このような場合は医療機関へご相談ください
次のような症状がある場合は、整体による経過観察を続ける前に、医療機関へご相談ください。
- 手足の力が急に入りにくくなった
- しびれや筋力低下が急速に悪化している
- 歩きにくい、足がもつれる
- 両脚に強いしびれが出ている
- お尻や陰部周辺の感覚が鈍い
- 尿が出にくい、尿や便を漏らしてしまう
- 発熱や強い倦怠感を伴っている
- 転倒や事故のあとから症状が続いている
特に、腰や脚の症状に加えて、排尿・排便の異常、陰部周辺の感覚低下、両脚の筋力低下などが新たに出た場合は、早急な医療評価が必要になることがあります。
まとめ
1か月以上続く痛みやしびれ、違和感がある場合、整体後の経過は「痛みが完全になくなったか」だけで判断しません。
一つの目安として、
動きやすさが変わる
↓
楽な状態が続く時間が延びる
↓
症状の頻度や強さが減る
↓
日常生活でできることが増える
↓
自分でも身体を管理しやすくなる
という流れを確認します。
大切なのは、つらい部分だけに目を向けるのではなく、姿勢、骨盤、身体の動き、生活習慣まで含めて見直すことです。

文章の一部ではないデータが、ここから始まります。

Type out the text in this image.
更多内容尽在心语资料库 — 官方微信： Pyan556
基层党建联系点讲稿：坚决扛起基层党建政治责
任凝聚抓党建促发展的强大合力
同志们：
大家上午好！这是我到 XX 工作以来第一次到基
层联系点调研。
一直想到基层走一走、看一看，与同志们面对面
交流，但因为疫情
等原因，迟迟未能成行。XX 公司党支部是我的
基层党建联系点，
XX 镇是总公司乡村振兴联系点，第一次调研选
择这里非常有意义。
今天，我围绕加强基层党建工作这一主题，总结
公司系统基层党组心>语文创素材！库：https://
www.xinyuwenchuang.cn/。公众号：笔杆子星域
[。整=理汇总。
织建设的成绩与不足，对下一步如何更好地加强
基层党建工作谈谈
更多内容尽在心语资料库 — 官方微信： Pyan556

痛みや違和感だけでなく、身体の中に起きている小さな良い変化にも目を向けながら、無理のないペースで身体を整えていきましょう。
※この記事は一般的な情報提供を目的としています。
整体は医療行為ではなく、診断や治療、症状の改善を保証するものではありません。症状が悪化している場合や、強いしびれ、筋力低下、排尿・排便の異常などがある場合は、医療機関へご相談ください。